US-China ties: Reducing tensions, not resetting the relationship yet
NOTHING really earth-shaking took place in the 'virtual summit' last week that brought together Chinese president Xi Jinping and US leader Joe Biden. It neither produced any diplomatic breakthroughs nor did it result in any trade deals.
The main reason the zoom event was newsworthy was because it, well, happened, and that it may have halted the downward spiral in the relationship between the world's 2 major powers and helped to create the conditions for some kind of diplomatic detente between Beijing and Washington. Indeed, you didn't have to be a foreign policy expert to observe that against the rising tide of nationalism in both China and the United States, their bilateral relationship has been dominated by growing tensions in the geo-strategic and geo-economic arenas, over policy issues ranging from Taiwan to trade.

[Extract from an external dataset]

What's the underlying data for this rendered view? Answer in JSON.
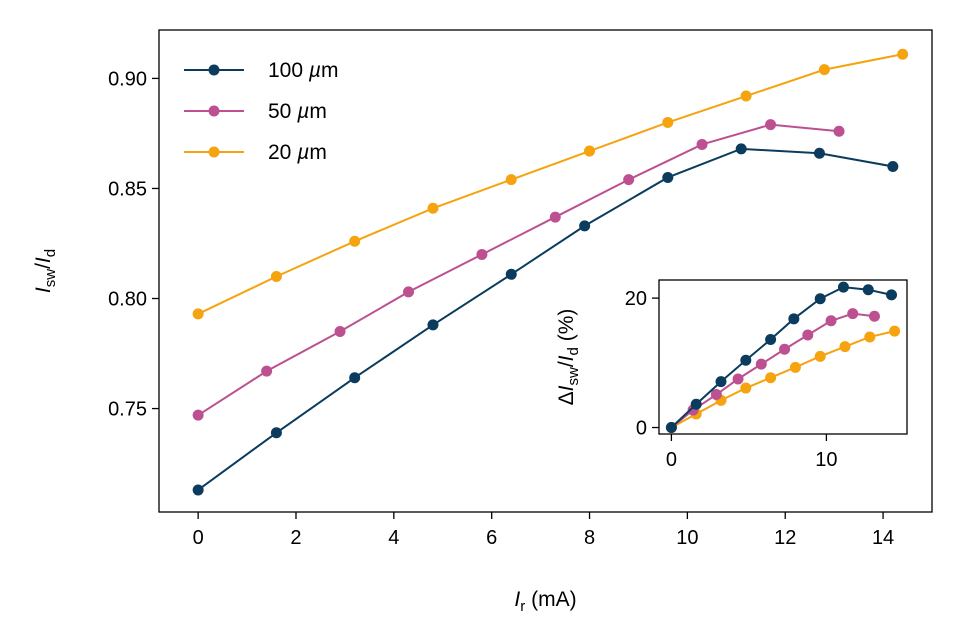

While President Xi has been consolidating his power in Beijing and asserting China's expanding role as a regional and global power, President Biden, reflecting a growing bipartisan consensus in Washington, has pledged to maintain US economic and military primacy vis-a-vis China. Many American lawmakers and pundits have compared the confrontation between the two nations to a new Cold War although the Biden administration has refrained from employing that term and described it instead as a "competition". Yet each side has accused the other of violating international agreements and norms, with Washington decrying Chinese policies in Hong Kong and towards its Muslim minorities, and the Chinese contending that the US has been strengthening its security partnerships in the Indo-Pacific region in order to challenge China.